È un passato che probabilmente non tornerà più quello delle serre tradizionali, cioè strutture chiuse in vetro, metallo e plastica costruite per essiccare prodotti o per coltivare ortofrutta e fiori, ricreando le caratteristiche del loro habitat naturale.

Il presente e il futuro puntano su serre iper tecnologiche. Per lo più si tratta di luoghi di produzione senza terra in ambiente controllato, sviluppati in verticale e adatti a essere realizzati anche in città. Tra i punti di forza spiccano l’eliminazione di anticrittogamici e pesticidi, il forte risparmio di acqua e l’aumento della produzione salvaguardando la qualità grazie all’indipendenza dal clima, dalle stagioni e dal ciclo giorno/notte.

Super innovazione nelle serre

Il tema è maturo anche in Italia, dove non mancano le sperimentazioni. L’Enea, l’agenzia per le nuove tecnologie, l’energia e lo sviluppo economico sostenibile, sta lavorando su una serra hi-tech, dotata di un innovativo sistema di illuminazione a LED per studiare il comportamento delle piante in ambienti chiusi e sotto stress.

Il particolare sistema consente una coltivazione in grado di fornire alle piante luce con lunghezze d’onda selezionate invece dell’intero spettro solare, con l’obiettivo di riuscire a coltivare anche negli ambienti privi delle caratteristiche fondamentali per la crescita, come i luoghi chiusi (ad esempio, all’interno dei fabbricati) ed estremi (ad esempio, nelle navicelle spaziali).
Questa serra hi-tech riproduce l’ambiente sotterraneo e aereo della pianta, ed è utile per ricerche in vari campi, ad esempio, la fisiologia, la patologia e la parassitologia vegetale, l’ecofisiologia, l’ecotossicologia, l’ecologia tellurica.

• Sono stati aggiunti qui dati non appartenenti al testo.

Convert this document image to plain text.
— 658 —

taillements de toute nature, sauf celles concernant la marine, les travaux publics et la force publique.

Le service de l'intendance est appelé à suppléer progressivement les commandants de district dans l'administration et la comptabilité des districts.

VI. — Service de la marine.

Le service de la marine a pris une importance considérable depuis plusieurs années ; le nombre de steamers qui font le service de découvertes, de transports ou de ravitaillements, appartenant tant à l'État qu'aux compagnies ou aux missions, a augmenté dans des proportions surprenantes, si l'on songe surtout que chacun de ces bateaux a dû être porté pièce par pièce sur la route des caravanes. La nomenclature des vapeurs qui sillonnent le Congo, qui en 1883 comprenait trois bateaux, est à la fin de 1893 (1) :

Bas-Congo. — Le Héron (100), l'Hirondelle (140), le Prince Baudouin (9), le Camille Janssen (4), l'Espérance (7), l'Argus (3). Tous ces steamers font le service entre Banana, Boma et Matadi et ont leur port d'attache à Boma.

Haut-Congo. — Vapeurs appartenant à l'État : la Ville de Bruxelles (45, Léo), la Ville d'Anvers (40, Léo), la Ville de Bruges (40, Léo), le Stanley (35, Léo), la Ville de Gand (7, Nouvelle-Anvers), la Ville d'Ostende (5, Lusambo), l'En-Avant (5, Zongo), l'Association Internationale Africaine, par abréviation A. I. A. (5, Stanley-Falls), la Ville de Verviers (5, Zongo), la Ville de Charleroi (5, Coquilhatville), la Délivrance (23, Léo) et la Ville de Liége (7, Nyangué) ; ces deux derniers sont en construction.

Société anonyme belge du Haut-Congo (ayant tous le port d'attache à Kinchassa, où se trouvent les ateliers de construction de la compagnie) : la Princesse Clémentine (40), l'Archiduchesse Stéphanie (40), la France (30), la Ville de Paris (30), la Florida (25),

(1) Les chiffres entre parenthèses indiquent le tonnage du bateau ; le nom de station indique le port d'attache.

Durante il 2015, invece, l’Enea ha lavorato alla serra sostenibile inaugurata durante l’Expo di Milano: una serra verticale di 5 metri nella quale sperimentare l’agricoltura con zero pesticidi, a km zero e senza consumo di suolo. Le piante (lattuga e basilico) sono state coltivate su più strati, in cubetti di torba pressata immersi in acqua con soluzioni nutritive a riciclo continuo (sistema idroponico), mentre l’illuminazione a LED ad alta efficienza riproduceva il ciclo della fotosintesi clorofilliana.

Nel deserto australiano la serra sfrutta l’acqua marina

Dall’altra parte del Mondo non stanno a guardare. Nel deserto del sud dell’Australia hanno attivato una coltivazione di pomodori in serra, senza terra, senza acqua e senza pesticidi.

La serra di Port Augusta è un modello di coltivazione idroponico che al posto del terriccio usa un substrato di bucce di cocco e impiega acqua salata dell’oceano, desalinizzata attraverso un impianto ad energia solare che crea acqua dolce per irrigare le 180mila piante di pomodoro. L’energia necessaria viene prodotta da 23mila specchi che riflettono la luce solare verso una torre/antenna ricevente alta 115 metri, in grado, in una giornata soleggiata, di produrre fino a 39 megawatt di energia.

Altro vantaggio è la totale eliminazione del ricorso a erbicidi o pesticidi: parte dell’acqua marina viene utilizzata per il raffreddamento della serra e per filtrare il sistema di areazione, col risultato di sterilizzazione dell’atmosfera interna, il che non rende necessario l’impiego di altri prodotti. Secondo i calcoli, rispetto a una serra simile tradizionale, lo stabilimento risparmia 26mila tonnellate di CO2, due milioni di litri di combustibile e può produrre più di 400 milioni di litri d’acqua.